OBJECTIVE: To determine whether recently trained family physicians were more likely to routinely assess lifestyle health risks during general medical evaluations. To document physicians' perceptions of the difficulties of lifestyle risk assessment, of medical training in that area, and of how often they saw patients with lifestyle health risks. DESIGN: Anonymous mailed survey conducted in 1995. SETTING: Family practices in the province of Quebec. PARTICIPANTS: Stratified random sample of 805 active family physicians of 1111 surveyed; 25 were ineligible or could not be located, and 281 did not respond (74.1% response rate). MAIN OUTCOME MEASURES: Proportion of physicians graduating before and after 1989 who reported routinely (with 90% or more of their patients) assessing their adult and adolescent patients during general medical evaluations for substance use, sexual risk behaviours, and history of family violence and sexual abuse. RESULTS: Except for asking about drug use, recently trained family physicians did not report better assessment of lifestyle health risks during general medical examinations than family physicians who graduated more than 10 years ago did.
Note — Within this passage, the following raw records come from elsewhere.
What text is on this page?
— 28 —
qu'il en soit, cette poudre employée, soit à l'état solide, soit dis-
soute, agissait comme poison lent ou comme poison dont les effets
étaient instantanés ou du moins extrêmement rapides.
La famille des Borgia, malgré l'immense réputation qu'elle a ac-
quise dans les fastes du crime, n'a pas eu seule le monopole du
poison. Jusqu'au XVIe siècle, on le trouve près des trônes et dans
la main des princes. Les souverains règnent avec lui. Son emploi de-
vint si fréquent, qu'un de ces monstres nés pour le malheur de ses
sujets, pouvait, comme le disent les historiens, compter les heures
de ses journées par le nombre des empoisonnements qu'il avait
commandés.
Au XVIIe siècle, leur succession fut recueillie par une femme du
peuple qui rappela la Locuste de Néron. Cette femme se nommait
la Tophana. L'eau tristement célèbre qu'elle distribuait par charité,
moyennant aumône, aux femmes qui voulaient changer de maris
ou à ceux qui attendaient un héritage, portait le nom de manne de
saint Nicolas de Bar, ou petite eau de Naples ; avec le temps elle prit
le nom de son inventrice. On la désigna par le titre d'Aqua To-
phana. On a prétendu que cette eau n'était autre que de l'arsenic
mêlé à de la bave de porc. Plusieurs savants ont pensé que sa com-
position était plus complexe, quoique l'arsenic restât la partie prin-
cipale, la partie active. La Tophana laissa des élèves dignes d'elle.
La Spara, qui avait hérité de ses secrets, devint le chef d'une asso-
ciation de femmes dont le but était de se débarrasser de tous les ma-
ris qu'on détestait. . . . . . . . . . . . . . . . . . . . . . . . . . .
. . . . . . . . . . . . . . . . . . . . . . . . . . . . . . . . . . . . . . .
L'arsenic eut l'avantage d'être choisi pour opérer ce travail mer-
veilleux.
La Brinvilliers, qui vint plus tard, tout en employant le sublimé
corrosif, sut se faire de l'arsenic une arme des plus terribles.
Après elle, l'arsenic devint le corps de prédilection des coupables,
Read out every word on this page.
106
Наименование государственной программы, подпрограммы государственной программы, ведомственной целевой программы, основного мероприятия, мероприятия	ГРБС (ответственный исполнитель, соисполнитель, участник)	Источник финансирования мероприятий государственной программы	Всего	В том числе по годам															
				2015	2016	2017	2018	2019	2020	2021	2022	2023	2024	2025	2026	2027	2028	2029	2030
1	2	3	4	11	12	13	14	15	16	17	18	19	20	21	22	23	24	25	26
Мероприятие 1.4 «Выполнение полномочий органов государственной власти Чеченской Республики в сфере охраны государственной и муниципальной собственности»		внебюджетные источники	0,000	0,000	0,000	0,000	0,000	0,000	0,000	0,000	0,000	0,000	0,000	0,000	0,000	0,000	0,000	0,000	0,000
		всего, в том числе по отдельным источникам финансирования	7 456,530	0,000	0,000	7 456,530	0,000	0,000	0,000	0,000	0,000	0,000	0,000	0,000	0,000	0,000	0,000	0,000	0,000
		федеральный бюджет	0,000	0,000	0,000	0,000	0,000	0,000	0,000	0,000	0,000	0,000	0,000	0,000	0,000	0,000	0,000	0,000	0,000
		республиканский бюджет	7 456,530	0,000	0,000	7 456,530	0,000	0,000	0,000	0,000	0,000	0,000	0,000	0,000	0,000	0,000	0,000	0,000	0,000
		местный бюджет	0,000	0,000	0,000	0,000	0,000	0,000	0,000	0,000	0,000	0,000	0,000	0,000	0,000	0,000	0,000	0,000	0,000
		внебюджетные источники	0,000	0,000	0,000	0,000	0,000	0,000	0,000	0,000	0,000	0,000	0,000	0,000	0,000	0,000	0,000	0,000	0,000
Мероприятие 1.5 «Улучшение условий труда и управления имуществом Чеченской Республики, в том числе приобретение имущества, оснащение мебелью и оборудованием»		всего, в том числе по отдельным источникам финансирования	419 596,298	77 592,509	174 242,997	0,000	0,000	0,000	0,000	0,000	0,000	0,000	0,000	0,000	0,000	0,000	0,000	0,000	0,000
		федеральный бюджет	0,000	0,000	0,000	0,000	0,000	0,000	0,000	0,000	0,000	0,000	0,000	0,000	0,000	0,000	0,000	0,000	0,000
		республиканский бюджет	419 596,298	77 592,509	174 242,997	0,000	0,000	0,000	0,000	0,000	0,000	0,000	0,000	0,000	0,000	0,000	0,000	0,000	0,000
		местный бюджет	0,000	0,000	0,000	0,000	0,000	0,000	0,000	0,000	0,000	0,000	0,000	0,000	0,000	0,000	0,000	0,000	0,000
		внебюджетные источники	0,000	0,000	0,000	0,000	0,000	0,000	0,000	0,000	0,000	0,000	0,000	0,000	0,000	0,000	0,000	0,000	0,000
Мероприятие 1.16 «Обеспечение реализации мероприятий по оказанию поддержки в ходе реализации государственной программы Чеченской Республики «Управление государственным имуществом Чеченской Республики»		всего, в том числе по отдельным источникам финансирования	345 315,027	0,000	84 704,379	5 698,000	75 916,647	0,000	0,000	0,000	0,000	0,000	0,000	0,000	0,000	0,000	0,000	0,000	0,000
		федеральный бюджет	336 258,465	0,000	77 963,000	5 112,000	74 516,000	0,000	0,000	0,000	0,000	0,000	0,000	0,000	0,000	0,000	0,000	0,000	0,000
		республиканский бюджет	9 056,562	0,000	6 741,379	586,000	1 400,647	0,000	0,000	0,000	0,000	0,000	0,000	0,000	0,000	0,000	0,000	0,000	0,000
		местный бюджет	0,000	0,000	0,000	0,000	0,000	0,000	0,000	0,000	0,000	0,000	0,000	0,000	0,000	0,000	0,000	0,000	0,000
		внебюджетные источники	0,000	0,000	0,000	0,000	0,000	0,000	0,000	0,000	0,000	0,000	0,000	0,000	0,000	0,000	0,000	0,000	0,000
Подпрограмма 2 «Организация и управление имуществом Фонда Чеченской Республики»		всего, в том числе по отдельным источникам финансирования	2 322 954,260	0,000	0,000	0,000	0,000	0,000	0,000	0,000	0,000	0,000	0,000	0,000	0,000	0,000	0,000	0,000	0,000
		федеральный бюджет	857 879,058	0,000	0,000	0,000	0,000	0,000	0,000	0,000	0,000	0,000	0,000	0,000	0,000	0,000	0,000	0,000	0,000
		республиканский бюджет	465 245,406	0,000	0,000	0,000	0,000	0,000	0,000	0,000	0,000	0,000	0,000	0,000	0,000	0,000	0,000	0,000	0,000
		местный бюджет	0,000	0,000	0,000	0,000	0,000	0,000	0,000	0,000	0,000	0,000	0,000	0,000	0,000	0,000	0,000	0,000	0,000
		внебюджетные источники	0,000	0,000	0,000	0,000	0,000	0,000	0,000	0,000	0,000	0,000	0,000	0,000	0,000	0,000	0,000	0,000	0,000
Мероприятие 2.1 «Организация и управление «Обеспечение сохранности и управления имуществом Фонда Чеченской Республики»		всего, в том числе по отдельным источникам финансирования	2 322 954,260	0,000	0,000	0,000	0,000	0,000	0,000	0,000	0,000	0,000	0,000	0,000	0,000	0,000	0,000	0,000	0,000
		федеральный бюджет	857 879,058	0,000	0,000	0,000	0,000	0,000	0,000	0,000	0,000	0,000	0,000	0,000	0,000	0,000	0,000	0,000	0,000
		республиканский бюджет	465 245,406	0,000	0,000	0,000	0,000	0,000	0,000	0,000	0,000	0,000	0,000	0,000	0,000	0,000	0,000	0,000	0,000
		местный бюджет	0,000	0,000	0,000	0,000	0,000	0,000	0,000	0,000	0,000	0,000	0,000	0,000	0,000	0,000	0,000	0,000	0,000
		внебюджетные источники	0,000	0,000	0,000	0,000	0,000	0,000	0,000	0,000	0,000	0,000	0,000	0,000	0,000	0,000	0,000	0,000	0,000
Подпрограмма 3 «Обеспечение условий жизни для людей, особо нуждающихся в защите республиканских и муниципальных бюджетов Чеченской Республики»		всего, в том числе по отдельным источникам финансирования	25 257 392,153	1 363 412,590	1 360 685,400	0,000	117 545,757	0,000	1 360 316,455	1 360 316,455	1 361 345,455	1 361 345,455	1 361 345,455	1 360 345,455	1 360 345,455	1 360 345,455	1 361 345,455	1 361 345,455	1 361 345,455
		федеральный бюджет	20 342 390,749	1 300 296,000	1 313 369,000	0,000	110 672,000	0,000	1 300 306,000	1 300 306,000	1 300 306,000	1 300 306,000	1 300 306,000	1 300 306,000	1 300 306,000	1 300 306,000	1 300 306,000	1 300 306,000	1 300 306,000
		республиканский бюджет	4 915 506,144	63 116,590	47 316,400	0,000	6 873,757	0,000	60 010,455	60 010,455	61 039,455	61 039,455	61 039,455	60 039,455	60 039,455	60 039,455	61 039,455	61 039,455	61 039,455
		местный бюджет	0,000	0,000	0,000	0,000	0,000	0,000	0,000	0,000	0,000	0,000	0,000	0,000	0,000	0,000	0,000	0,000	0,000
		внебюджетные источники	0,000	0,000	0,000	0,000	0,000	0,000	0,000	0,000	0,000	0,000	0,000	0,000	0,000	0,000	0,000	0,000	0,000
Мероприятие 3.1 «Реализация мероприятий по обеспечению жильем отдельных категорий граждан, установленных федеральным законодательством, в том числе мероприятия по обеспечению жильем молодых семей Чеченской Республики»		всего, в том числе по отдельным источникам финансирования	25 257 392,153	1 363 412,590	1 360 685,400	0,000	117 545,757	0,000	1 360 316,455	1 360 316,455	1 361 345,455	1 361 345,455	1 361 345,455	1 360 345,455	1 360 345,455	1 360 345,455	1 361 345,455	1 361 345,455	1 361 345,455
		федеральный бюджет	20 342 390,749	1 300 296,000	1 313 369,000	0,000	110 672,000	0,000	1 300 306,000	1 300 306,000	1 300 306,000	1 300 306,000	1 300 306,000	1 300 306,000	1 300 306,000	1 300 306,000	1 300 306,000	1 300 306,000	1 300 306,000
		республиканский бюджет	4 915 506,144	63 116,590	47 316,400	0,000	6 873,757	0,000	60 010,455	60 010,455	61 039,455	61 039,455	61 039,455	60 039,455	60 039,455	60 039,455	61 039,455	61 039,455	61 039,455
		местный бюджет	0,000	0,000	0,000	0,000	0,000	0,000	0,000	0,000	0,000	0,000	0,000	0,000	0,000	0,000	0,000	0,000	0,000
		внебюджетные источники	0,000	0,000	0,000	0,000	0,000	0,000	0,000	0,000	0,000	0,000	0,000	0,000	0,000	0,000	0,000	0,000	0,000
In both groups, routine assessment averaged 82% for tobacco use, 68% for alcohol consumption, and 20% to 40% for sexual risk behaviours. Screening for family violence and sexual abuse was rare, but more frequently reported by older women physicians. Only 20% to 40% of recent graduates rated their medical training adequate for evaluating illicit drug use, family violence, and sexual abuse. CONCLUSION: Recently trained family physicians do not assess most lifestyle risk factors any better than their more experienced colleagues.